Thank you, Lesley. I'm afraid it's not effortless writing. I do start with pages of notes, in despair how I'm ever going to shape something clear and coherent and interesting from this mess, but once I'm surer about my content and get to paring down the over-abundance of lines I keep reading the poem out loud, again and again, as the sounds need to resonate as much as the sense. Strangely I think of them as silent pieces too, maybe because of what I'm trying to talk about - unspectacular lives, forgotten lives.

swiss said...

paring down! that's the trick! taking out all those extraneous words. wtaching for repetitions like tose two 'likes' in the last three lines of the first stanza.

it's a good thing to speak it out loud, the best thing perhaps, to get the feel of it on your tongue, on your voice, even if your intent is that it's a poem to be read.

when we start all of us are very self conscious about the end product. i like exercises that push people time wise, force them to write quickly and most importantly, without thinking! and allow themselves the freedom just to write, irrespective of whether what they get is 'good' or 'bad'. at the very least it's a frame work that can be worked on. that's one of the reasons napowrimo style exercises are good. there isn;t the expectation of producing great work but you will get a tranch of stuff you can work on.

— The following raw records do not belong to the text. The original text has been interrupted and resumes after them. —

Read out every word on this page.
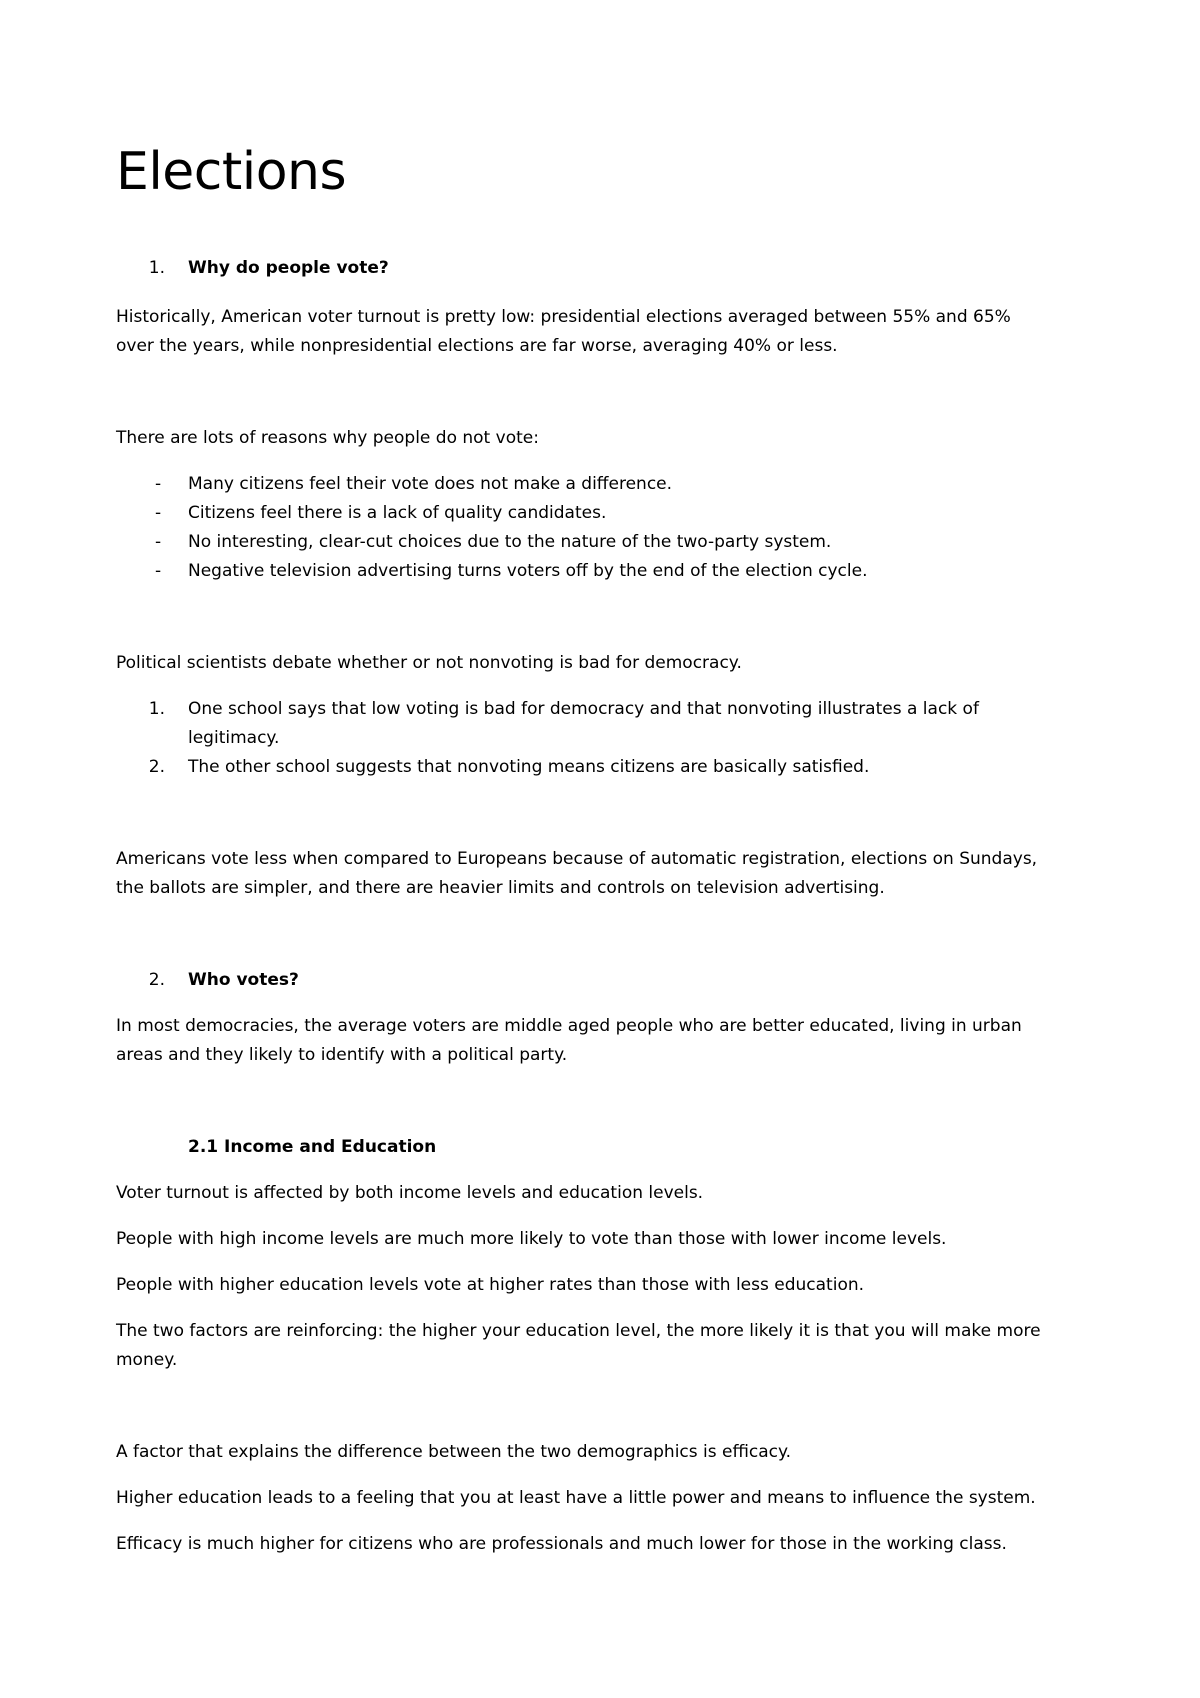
Elections
1. Why do people vote?

Historically, American voter turnout is pretty low: presidential elections averaged between 55% and 65%

over the years, while nonpresidential elections are far worse, averaging 40% or less.

There are lots of reasons why people do not vote:

- Many citizens feel their vote does not make a difference.
- Citizens feel there is a lack of quality candidates.
- No interesting, clear-cut choices due to the nature of the two-party system.
- Negative television advertising turns voters off by the end of the election cycle.

Political scientists debate whether or not nonvoting is bad for democracy.

1. One school says that low voting is bad for democracy and that nonvoting illustrates a lack of
legitimacy.
2. The other school suggests that nonvoting means citizens are basically satisfied.

Americans vote less when compared to Europeans because of automatic registration, elections on Sundays,

the ballots are simpler, and there are heavier limits and controls on television advertising.

2. Who votes?

In most democracies, the average voters are middle aged people who are better educated, living in urban

areas and they likely to identify with a political party.

2.1 Income and Education

Voter turnout is affected by both income levels and education levels.

People with high income levels are much more likely to vote than those with lower income levels.

People with higher education levels vote at higher rates than those with less education.

The two factors are reinforcing: the higher your education level, the more likely it is that you will make more

money.

A factor that explains the difference between the two demographics is efficacy.

Higher education leads to a feeling that you at least have a little power and means to influence the system.

Efficacy is much higher for citizens who are professionals and much lower for those in the working class.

my method? i'm lucky. i do write very quickly. it suits me but it may be for certain poems i have to wait a long time, do a lot of rewriting before i get them 'right'. i try to switch my conscious head off and allow images to escape out of my head. ekphrastic exercises can be good for this. it's all about finding your voice, writign the poetry that's right for you. a lovely process. mostly! lol

Marjojo said...

Swiss, thank you, that is really helpful. I get too attached to some of my images/formulations, and really it's too early in my poet-life to be precious about such things, if at all. Looked up the exercises you suggested (napowrimo and ekphrastic - they sound like words from a complicated and secret language), they do look interesting. Esp. the poem a day-thing (keeps the doctor away), have started today's. Merci again.

swiss said...

watch out for naprowrimo - it's easy to get pressured about the poem a day thing!

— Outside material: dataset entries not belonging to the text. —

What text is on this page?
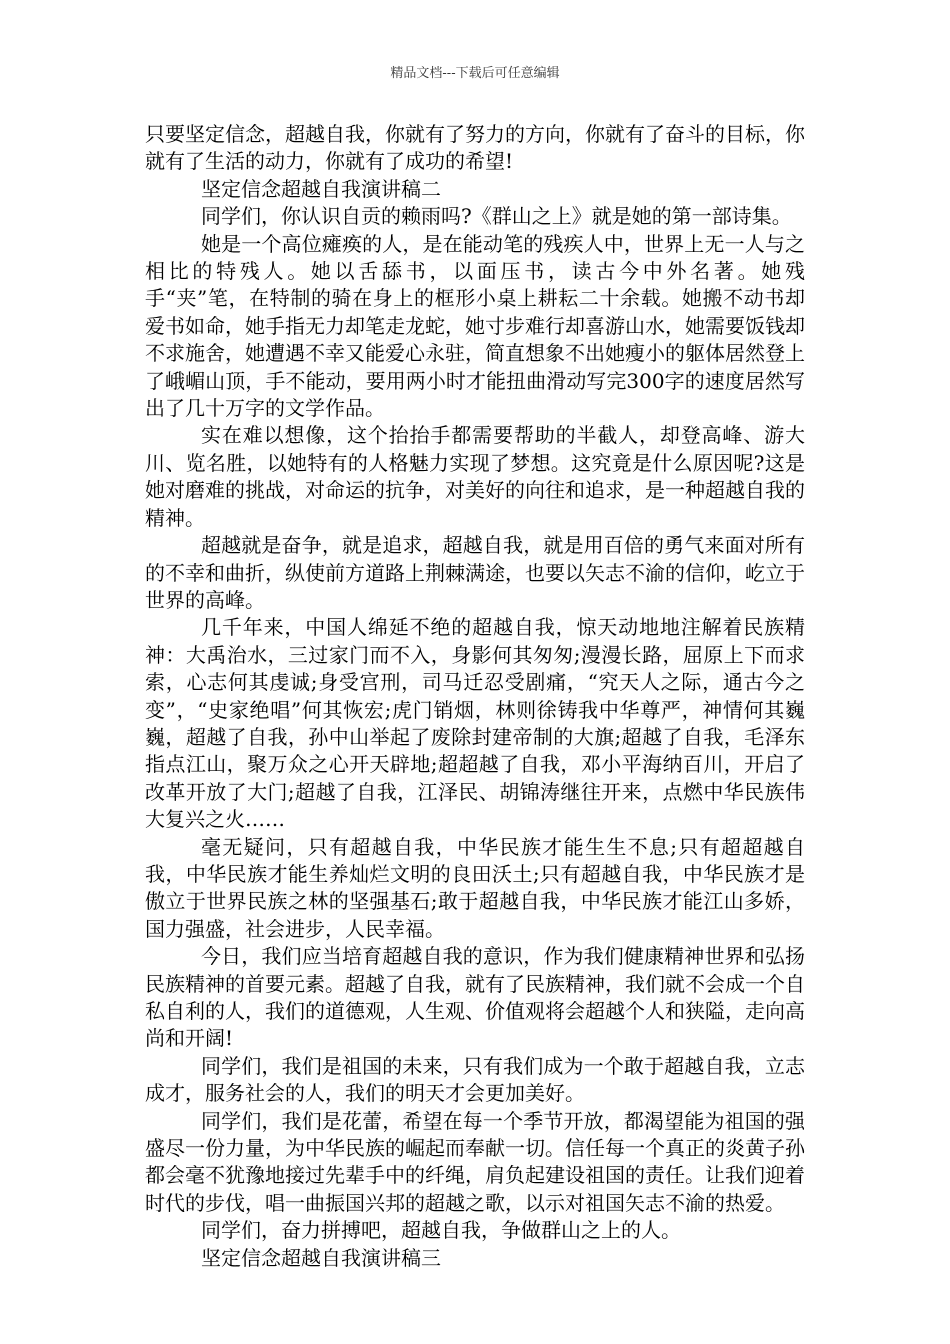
精品文档---下载后可任意编辑

只要坚定信念，超越自我，你就有了努力的方向，你就有了奋斗的目标，你就有了生活的动力，你就有了成功的希望!

坚定信念超越自我演讲稿二

同学们，你认识自贡的赖雨吗?《群山之上》就是她的第一部诗集。

她是一个高位瘫痪的人，是在能动笔的残疾人中，世界上无一人与之相比的特残人。她以舌舔书，以面压书，读古今中外名著。她残手“夹”笔，在特制的骑在身上的框形小桌上耕耘二十余载。她搬不动书却爱书如命，她手指无力却笔走龙蛇，她寸步难行却喜游山水，她需要饭钱却不求施舍，她遭遇不幸又能爱心永驻，简直想象不出她瘦小的躯体居然登上了峨嵋山顶，手不能动，要用两小时才能扭曲滑动写完300字的速度居然写出了几十万字的文学作品。

实在难以想像，这个抬抬手都需要帮助的半截人，却登高峰、游大川、览名胜，以她特有的人格魅力实现了梦想。这究竟是什么原因呢?这是她对磨难的挑战，对命运的抗争，对美好的向往和追求，是一种超越自我的精神。

超越就是奋争，就是追求，超越自我，就是用百倍的勇气来面对所有的不幸和曲折，纵使前方道路上荆棘满途，也要以矢志不渝的信仰，屹立于世界的高峰。

几千年来，中国人绵延不绝的超越自我，惊天动地地注解着民族精神：大禹治水，三过家门而不入，身影何其匆匆;漫漫长路，屈原上下而求索，心志何其虔诚;身受宫刑，司马迁忍受剧痛，“究天人之际，通古今之变”，“史家绝唱”何其恢宏;虎门销烟，林则徐铸我中华尊严，神情何其巍巍，超越了自我，孙中山举起了废除封建帝制的大旗;超越了自我，毛泽东指点江山，聚万众之心开天辟地;超超越了自我，邓小平海纳百川，开启了改革开放了大门;超越了自我，江泽民、胡锦涛继往开来，点燃中华民族伟大复兴之火……

毫无疑问，只有超越自我，中华民族才能生生不息;只有超超越自我，中华民族才能生养灿烂文明的良田沃土;只有超越自我，中华民族才是傲立于世界民族之林的坚强基石;敢于超越自我，中华民族才能江山多娇，国力强盛，社会进步，人民幸福。

今日，我们应当培育超越自我的意识，作为我们健康精神世界和弘扬民族精神的首要元素。超越了自我，就有了民族精神，我们就不会成一个自私自利的人，我们的道德观，人生观、价值观将会超越个人和狭隘，走向高尚和开阔!

同学们，我们是祖国的未来，只有我们成为一个敢于超越自我，立志成才，服务社会的人，我们的明天才会更加美好。

同学们，我们是花蕾，希望在每一个季节开放，都渴望能为祖国的强盛尽一份力量，为中华民族的崛起而奉献一切。信任每一个真正的炎黄子孙都会毫不犹豫地接过先辈手中的纤绳，肩负起建设祖国的责任。让我们迎着时代的步伐，唱一曲振国兴邦的超越之歌，以示对祖国矢志不渝的热爱。

同学们，奋力拼搏吧，超越自我，争做群山之上的人。

坚定信念超越自我演讲稿三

ekphrastics are good fun tho, esp if there's a groupd of you. like translation it gives you a way of seeing, of looking at how other people tackle problems, how their heads work, and by association your own! what you base your work on can be anything you like. i particularly liked the following napowrimo effort this week. it's an image i'm very familar with but the way she talks about it, the simple language had me back thinking about it again
http://thisyearsblog.wordpress.com/2009/04/04/nablopomo-2009-day-4/

i'll most likely be using your shoes sometime this month - see if you can spot it! lol

Madame Moed overleeft said...

Hi Marjojo,
I hope you are okayish ... I'm back ;-)... I will have to read everything again, but can say I like it and also your drawings !And my day has come in the sense that I've really started now myself, again ... I've just started following a poetry course online, so that I learn something :) and get motivated again, and not throw away my notes :-D...Take good care, big hug,Joni

Marjojo said...

Dear Swiss, I can't wait to find my shoes in one of your poems! In the meantime napowrimo day 1 for me just over, a small flawed poem came out, nothing to write home about at all, but there it is and squiggles its little toes. Thanks for the tip.
Joni - glad you're back in the world.

Marion McCready said...

I tend to collect pages of notes before writing poems also which is why it's good for me to break free from all that for napowrimo! I particularly enjoyed your 'The Shoe' poem below, esp. the first stanza which I thought was really great.